Mamadou Lamine Cissé : un Général omniprésent et discret

TRIBUNE LIBRE
Dimanche 21 Avril 2019

Au cours de ma vie, je me suis entièrement consacré à la lutte du peuple africain. J'ai lutté contre la domination blanche et j'ai lutté contre la domination noire. Mon idéal le plus cher a été celui d'une société libre et démocratique dans laquelle tous vivraient en harmonie et avec des chances égales. J'espère vivre assez pour l'atteindre. Mais si cela est nécessaire, c'est un idéal pour lequel je suis prêt à mourir. Nelson Mandela 
  
Situation sociopolitique du Sénégal 
Le Sénégal traversait une impasse, car étant habitué à l’aide publique au développement de la France pour boucler les fins d’années difficiles. Édouard Balladur, qui était nouvellement nommé Premier ministre, refuse d’octroyer l’aide au Sénégal et fait chanter le président Diouf. Nous ne vous aiderons que si vous acceptez de discuter avec le FMI et la Banque mondiale dira-t-il. Ces derniers voulaient dévaluer notre monnaie, mais le président Diouf était contre cette dévaluation. Il a plutôt préféré mettre en place un plan d’urgence, le fameux plan Sakho-Loum, car étant ceux qui avaient confectionné ce plan. Il s’agissait de ne pas payer un certain nombre de fonctionnaires, d’arrêter les exonérations fiscales et douanières et d’arrêt de la subvention sur certaines denrées. Le salaire présidentiel fut réduit de 50 %, celui des ministres de presque 25 %. L’Etat doit économiser pour assainir ses finances dans le but d’éviter une éventuelle dévaluation. Tout le monde en a souffert au Sénégal, du président au paysan, c’est ça le patriotisme. Malheureusement, il y a toujours des citoyens qui veulent saboter, c’est ainsi que des syndicats décident de lancer une grève très populaire en septembre 1993. C’est de là qu’est né le fameux « Touche pas à mon salaire ». Le plan Sakho-Loum n’a pas pu être supporté par certains Sénégalais et la dévaluation fut inéluctable. Les prix flambèrent et les Sénégalais endurèrent plus, l’inflation atteint presque 35 %, la situation est grave. L’opposition est unie et cela n’est pas une bonne chose pour le président Diouf dont le score diminue d’élection en élection. Le Sénégal était divisé, le PS était divisé, le président Diouf a intégré l’opposition dans le gouvernement pour éviter toute tension sociale vu que le président Wade pouvait créer une tension quand il le voulait. Il fallait rassurer l’opposition et la population sénégalaise.
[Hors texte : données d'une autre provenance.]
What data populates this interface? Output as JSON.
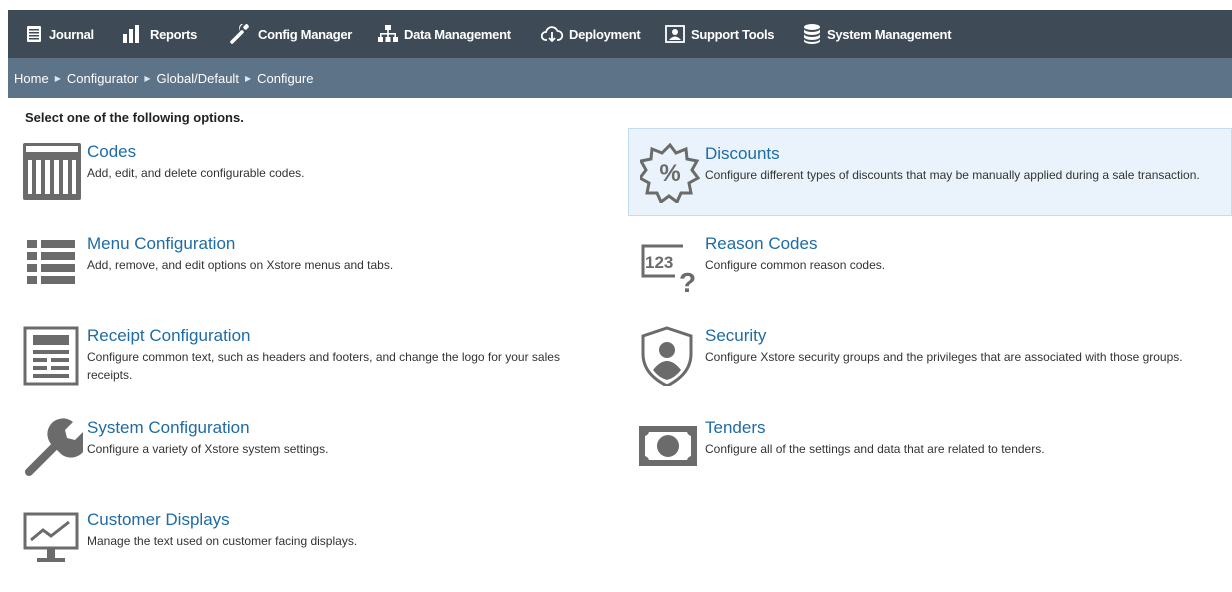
{
  "nav": {
    "items": [
      {
        "label": "Journal"
      },
      {
        "label": "Reports"
      },
      {
        "label": "Config Manager"
      },
      {
        "label": "Data Management"
      },
      {
        "label": "Deployment"
      },
      {
        "label": "Support Tools"
      },
      {
        "label": "System Management"
      }
    ]
  },
  "breadcrumb": [
    "Home",
    "Configurator",
    "Global/Default",
    "Configure"
  ],
  "page": {
    "instructions": "Select one of the following options."
  },
  "options": [
    {
      "title": "Codes",
      "description": "Add, edit, and delete configurable codes.",
      "icon": "barcode-icon"
    },
    {
      "title": "Discounts",
      "description": "Configure different types of discounts that may be manually applied during a sale transaction.",
      "icon": "percent-badge-icon",
      "highlighted": true
    },
    {
      "title": "Menu Configuration",
      "description": "Add, remove, and edit options on Xstore menus and tabs.",
      "icon": "menu-list-icon"
    },
    {
      "title": "Reason Codes",
      "description": "Configure common reason codes.",
      "icon": "reason-code-icon",
      "icon_text": "123"
    },
    {
      "title": "Receipt Configuration",
      "description": "Configure common text, such as headers and footers, and change the logo for your sales receipts.",
      "icon": "receipt-icon"
    },
    {
      "title": "Security",
      "description": "Configure Xstore security groups and the privileges that are associated with those groups.",
      "icon": "shield-user-icon"
    },
    {
      "title": "System Configuration",
      "description": "Configure a variety of Xstore system settings.",
      "icon": "wrench-icon"
    },
    {
      "title": "Tenders",
      "description": "Configure all of the settings and data that are related to tenders.",
      "icon": "banknote-icon"
    },
    {
      "title": "Customer Displays",
      "description": "Manage the text used on customer facing displays.",
      "icon": "monitor-icon"
    }
  ],
  "colors": {
    "topbar": "#3e4a56",
    "breadcrumb_bar": "#5d7388",
    "link": "#1e6ba5",
    "icon": "#6b6b6b",
    "highlight": "#eaf3fb"
  }
}
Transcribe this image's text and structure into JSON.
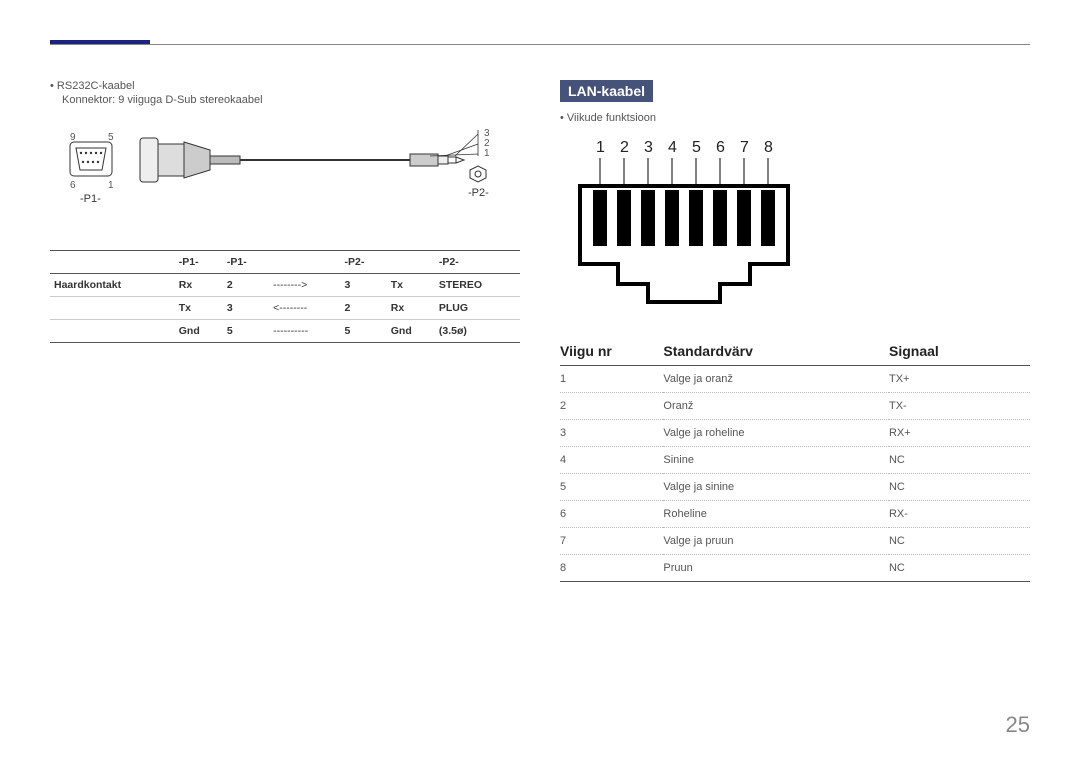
{
  "page_number": "25",
  "left": {
    "bullet1": "RS232C-kaabel",
    "sub1": "Konnektor: 9 viiguga D-Sub stereokaabel",
    "diag": {
      "dsub_tl": "9",
      "dsub_tr": "5",
      "dsub_bl": "6",
      "dsub_br": "1",
      "p1": "-P1-",
      "p2": "-P2-",
      "jack3": "3",
      "jack2": "2",
      "jack1": "1"
    },
    "table": {
      "head": {
        "c1": "-P1-",
        "c2": "-P1-",
        "c3": "",
        "c4": "-P2-",
        "c5": "",
        "c6": "-P2-"
      },
      "rows": [
        {
          "c0": "Haardkontakt",
          "c1": "Rx",
          "c2": "2",
          "c3": "-------->",
          "c4": "3",
          "c5": "Tx",
          "c6": "STEREO"
        },
        {
          "c0": "",
          "c1": "Tx",
          "c2": "3",
          "c3": "<--------",
          "c4": "2",
          "c5": "Rx",
          "c6": "PLUG"
        },
        {
          "c0": "",
          "c1": "Gnd",
          "c2": "5",
          "c3": "----------",
          "c4": "5",
          "c5": "Gnd",
          "c6": "(3.5ø)"
        }
      ]
    }
  },
  "right": {
    "heading": "LAN-kaabel",
    "bullet1": "Viikude funktsioon",
    "rj45_numbers": [
      "1",
      "2",
      "3",
      "4",
      "5",
      "6",
      "7",
      "8"
    ],
    "table_head": {
      "c1": "Viigu nr",
      "c2": "Standardvärv",
      "c3": "Signaal"
    },
    "rows": [
      {
        "n": "1",
        "color": "Valge ja oranž",
        "sig": "TX+"
      },
      {
        "n": "2",
        "color": "Oranž",
        "sig": "TX-"
      },
      {
        "n": "3",
        "color": "Valge ja roheline",
        "sig": "RX+"
      },
      {
        "n": "4",
        "color": "Sinine",
        "sig": "NC"
      },
      {
        "n": "5",
        "color": "Valge ja sinine",
        "sig": "NC"
      },
      {
        "n": "6",
        "color": "Roheline",
        "sig": "RX-"
      },
      {
        "n": "7",
        "color": "Valge ja pruun",
        "sig": "NC"
      },
      {
        "n": "8",
        "color": "Pruun",
        "sig": "NC"
      }
    ]
  }
}
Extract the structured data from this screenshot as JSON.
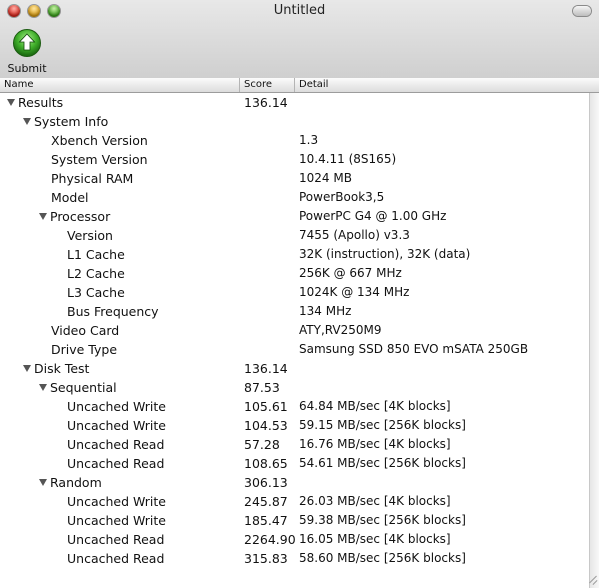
{
  "window": {
    "title": "Untitled"
  },
  "toolbar": {
    "submit_label": "Submit"
  },
  "columns": {
    "name": "Name",
    "score": "Score",
    "detail": "Detail"
  },
  "rows": [
    {
      "name": "Results",
      "score": "136.14",
      "detail": ""
    },
    {
      "name": "System Info",
      "score": "",
      "detail": ""
    },
    {
      "name": "Xbench Version",
      "score": "",
      "detail": "1.3"
    },
    {
      "name": "System Version",
      "score": "",
      "detail": "10.4.11 (8S165)"
    },
    {
      "name": "Physical RAM",
      "score": "",
      "detail": "1024 MB"
    },
    {
      "name": "Model",
      "score": "",
      "detail": "PowerBook3,5"
    },
    {
      "name": "Processor",
      "score": "",
      "detail": "PowerPC G4 @ 1.00 GHz"
    },
    {
      "name": "Version",
      "score": "",
      "detail": "7455 (Apollo) v3.3"
    },
    {
      "name": "L1 Cache",
      "score": "",
      "detail": "32K (instruction), 32K (data)"
    },
    {
      "name": "L2 Cache",
      "score": "",
      "detail": "256K @ 667 MHz"
    },
    {
      "name": "L3 Cache",
      "score": "",
      "detail": "1024K @ 134 MHz"
    },
    {
      "name": "Bus Frequency",
      "score": "",
      "detail": "134 MHz"
    },
    {
      "name": "Video Card",
      "score": "",
      "detail": "ATY,RV250M9"
    },
    {
      "name": "Drive Type",
      "score": "",
      "detail": "Samsung SSD 850 EVO mSATA 250GB"
    },
    {
      "name": "Disk Test",
      "score": "136.14",
      "detail": ""
    },
    {
      "name": "Sequential",
      "score": "87.53",
      "detail": ""
    },
    {
      "name": "Uncached Write",
      "score": "105.61",
      "detail": "64.84 MB/sec [4K blocks]"
    },
    {
      "name": "Uncached Write",
      "score": "104.53",
      "detail": "59.15 MB/sec [256K blocks]"
    },
    {
      "name": "Uncached Read",
      "score": "57.28",
      "detail": "16.76 MB/sec [4K blocks]"
    },
    {
      "name": "Uncached Read",
      "score": "108.65",
      "detail": "54.61 MB/sec [256K blocks]"
    },
    {
      "name": "Random",
      "score": "306.13",
      "detail": ""
    },
    {
      "name": "Uncached Write",
      "score": "245.87",
      "detail": "26.03 MB/sec [4K blocks]"
    },
    {
      "name": "Uncached Write",
      "score": "185.47",
      "detail": "59.38 MB/sec [256K blocks]"
    },
    {
      "name": "Uncached Read",
      "score": "2264.90",
      "detail": "16.05 MB/sec [4K blocks]"
    },
    {
      "name": "Uncached Read",
      "score": "315.83",
      "detail": "58.60 MB/sec [256K blocks]"
    }
  ]
}
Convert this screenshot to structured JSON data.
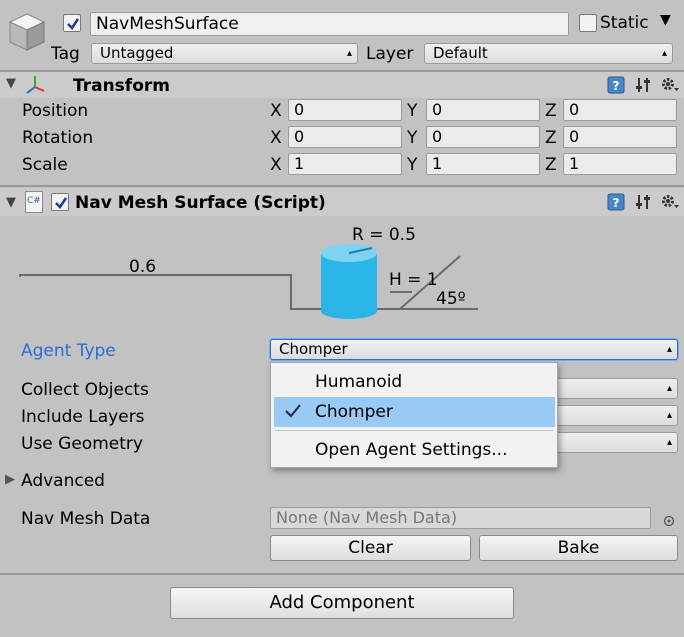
{
  "object": {
    "name": "NavMeshSurface",
    "active_checked": true,
    "static_label": "Static",
    "tag_label": "Tag",
    "tag_value": "Untagged",
    "layer_label": "Layer",
    "layer_value": "Default"
  },
  "transform": {
    "title": "Transform",
    "rows": [
      {
        "label": "Position",
        "x": "0",
        "y": "0",
        "z": "0"
      },
      {
        "label": "Rotation",
        "x": "0",
        "y": "0",
        "z": "0"
      },
      {
        "label": "Scale",
        "x": "1",
        "y": "1",
        "z": "1"
      }
    ],
    "axis_x": "X",
    "axis_y": "Y",
    "axis_z": "Z"
  },
  "navmesh": {
    "title": "Nav Mesh Surface (Script)",
    "enabled": true,
    "script_icon_text": "C#",
    "diagram": {
      "radius_label": "R = 0.5",
      "height_label": "H = 1",
      "step_label": "0.6",
      "slope_label": "45º"
    },
    "agent_type_label": "Agent Type",
    "agent_type_value": "Chomper",
    "collect_objects_label": "Collect Objects",
    "include_layers_label": "Include Layers",
    "use_geometry_label": "Use Geometry",
    "advanced_label": "Advanced",
    "nav_mesh_data_label": "Nav Mesh Data",
    "nav_mesh_data_value": "None (Nav Mesh Data)",
    "clear_label": "Clear",
    "bake_label": "Bake"
  },
  "dropdown_menu": {
    "items": [
      {
        "label": "Humanoid",
        "checked": false
      },
      {
        "label": "Chomper",
        "checked": true
      }
    ],
    "settings_label": "Open Agent Settings..."
  },
  "add_component_label": "Add Component",
  "colors": {
    "accent_blue": "#2b6ed6",
    "menu_highlight": "#99c9f5",
    "diagram_cyan": "#29b6e6"
  }
}
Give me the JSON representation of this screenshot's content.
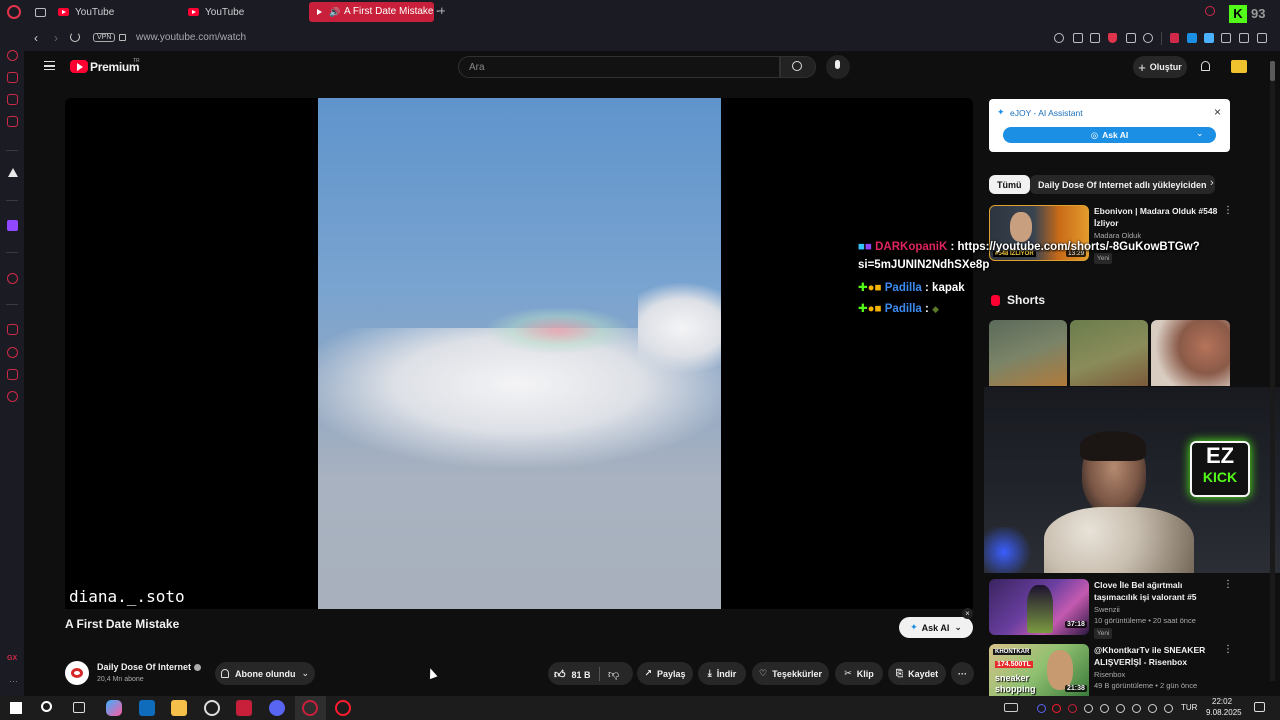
{
  "browser": {
    "tabs": [
      {
        "label": "YouTube"
      },
      {
        "label": "YouTube"
      },
      {
        "label": "A First Date Mistake -"
      }
    ],
    "vpn_label": "VPN",
    "url": "www.youtube.com/watch",
    "ext_badge": "93"
  },
  "header": {
    "logo_text": "Premium",
    "logo_badge": "TR",
    "search_placeholder": "Ara",
    "create_label": "Oluştur"
  },
  "video": {
    "watermark": "diana._.soto",
    "title": "A First Date Mistake",
    "channel_name": "Daily Dose Of Internet",
    "subscribers": "20,4 Mn abone",
    "subscribe_label": "Abone olundu",
    "like_count": "81 B",
    "share_label": "Paylaş",
    "download_label": "İndir",
    "thanks_label": "Teşekkürler",
    "clip_label": "Klip",
    "save_label": "Kaydet",
    "ask_ai_label": "Ask AI"
  },
  "ejoy": {
    "title": "eJOY - AI Assistant",
    "ask_label": "Ask AI"
  },
  "chips": [
    {
      "label": "Tümü"
    },
    {
      "label": "Daily Dose Of Internet adlı yükleyiciden"
    }
  ],
  "recommendations": [
    {
      "title_line1": "Ebonivon | Madara Olduk #548",
      "title_line2": "İzliyor",
      "channel": "Madara Olduk",
      "badge": "Yeni",
      "thumb_label": "#548 İZLİYOR",
      "duration": "13:29"
    },
    {
      "title_line1": "Clove İle Bel ağırtmalı",
      "title_line2": "taşımacılık işi valorant #5",
      "channel": "Swenzii",
      "stats": "10 görüntüleme • 20 saat önce",
      "badge": "Yeni",
      "duration": "37:18"
    },
    {
      "title_line1": "@KhontkarTv  ile SNEAKER",
      "title_line2": "ALIŞVERİŞİ - Risenbox",
      "channel": "Risenbox",
      "stats": "49 B görüntüleme • 2 gün önce",
      "thumb_label": "KHONTKAR",
      "thumb_text2": "174.500TL",
      "thumb_text3": "sneaker",
      "thumb_text4": "shopping",
      "duration": "21:38"
    }
  ],
  "shorts": {
    "title": "Shorts"
  },
  "chat": [
    {
      "user": "DARKopaniK",
      "message": " : https://youtube.com/shorts/-8GuKowBTGw?",
      "message2": "si=5mJUNIN2NdhSXe8p"
    },
    {
      "user": "Padilla",
      "message": " : kapak"
    },
    {
      "user": "Padilla",
      "message": " :"
    }
  ],
  "overlay": {
    "logo_line1": "EZ",
    "logo_line2": "KICK"
  },
  "taskbar": {
    "lang": "TUR",
    "time": "22:02",
    "date": "9.08.2025"
  },
  "colors": {
    "accent": "#c8203a",
    "yt_red": "#ff0033",
    "ejoy_blue": "#1a8fe3",
    "chat_user_red": "#e0245e",
    "chat_user_blue": "#3d8bf0",
    "kick_green": "#53fc18"
  }
}
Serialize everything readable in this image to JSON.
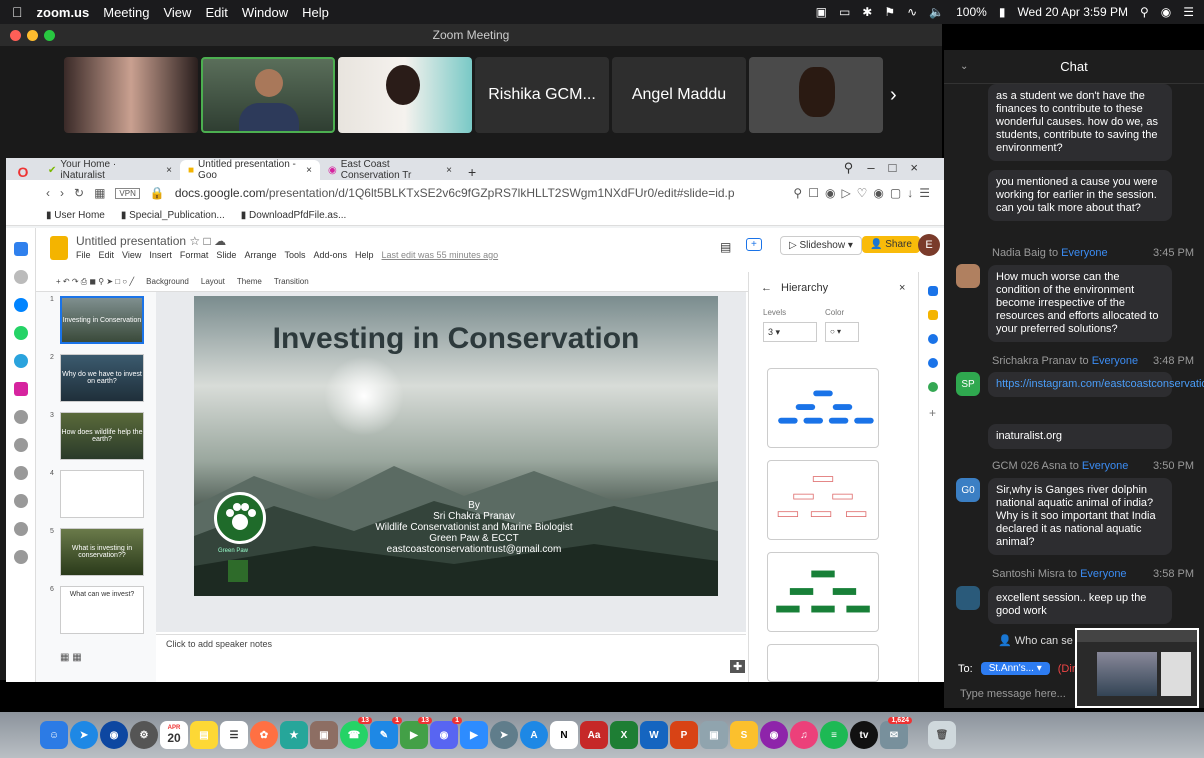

C’est ainsi que le Général Cissé est nommé pour apaiser la situation. 
  
Général Cissé : l’homme de la situation 
Nommé ministre de l’Intérieur à la grande surprise de tout le monde, le Général Cissé était connu pour ne pas être proche du PS et surtout d’être apolitique. La nouvelle est bien accueillie par tout le monde. Entre le Général Cissé et Louis Pereira de Carvalho, Directeur de l’ONEL, tout devrait bien se passer. Tantôt applaudit par l’opposition, ils sont revenus à la charge t’accuser de fabriquer des cartes en Israël pour faire gagner le président Diouf durant les élections de 2000. Tu as respecté le code du soldat et tu as essayé de rassurer, ils ne t’ont pas cru. Tu as endossé l’entière responsabilité pour que personne du camp présidentiel ne soit reproché de quoi que ce soit. Et Dieu sait que tu as fait ça pour que les cartes ne soient pas falsifiables. Les résultats tombent, le second tour est inévitable et le Sénégal va vivre une alternance politique pour la première fois de son histoire. Peu avant minuit le soir du 19 mars 2000, vous appelez le président Diouf pour lui dire que la situation est difficile pour lui et pour le Parti socialiste, car ils avaient perdu les élections. Vous avez appelé le président Diouf cinq fois dans cette journée pour lui faire comprendre qu’il fallait qu’il accepte et surtout qu’il le fasse publiquement. Les membres du PS ne voulaient pas que le président reconnaisse sa défaite et certains ont même annoncé la victoire du président Diouf. Vous avez été accusé de vouloir faire gagner au président Diouf par l’opposition et vous voilà en train de le convaincre d’accepter sa défaite. Quel grand homme ! Vous allez confier au président Diouf ces mots de sagesse « Si vous félicitez votre adversaire comme vous l'avez promis à votre directoire de campagne, vous serez le vainqueur moral de cette élection. » Le président Diouf suivra votre conseil et acceptera sa défaite et il l’a fait publiquement.  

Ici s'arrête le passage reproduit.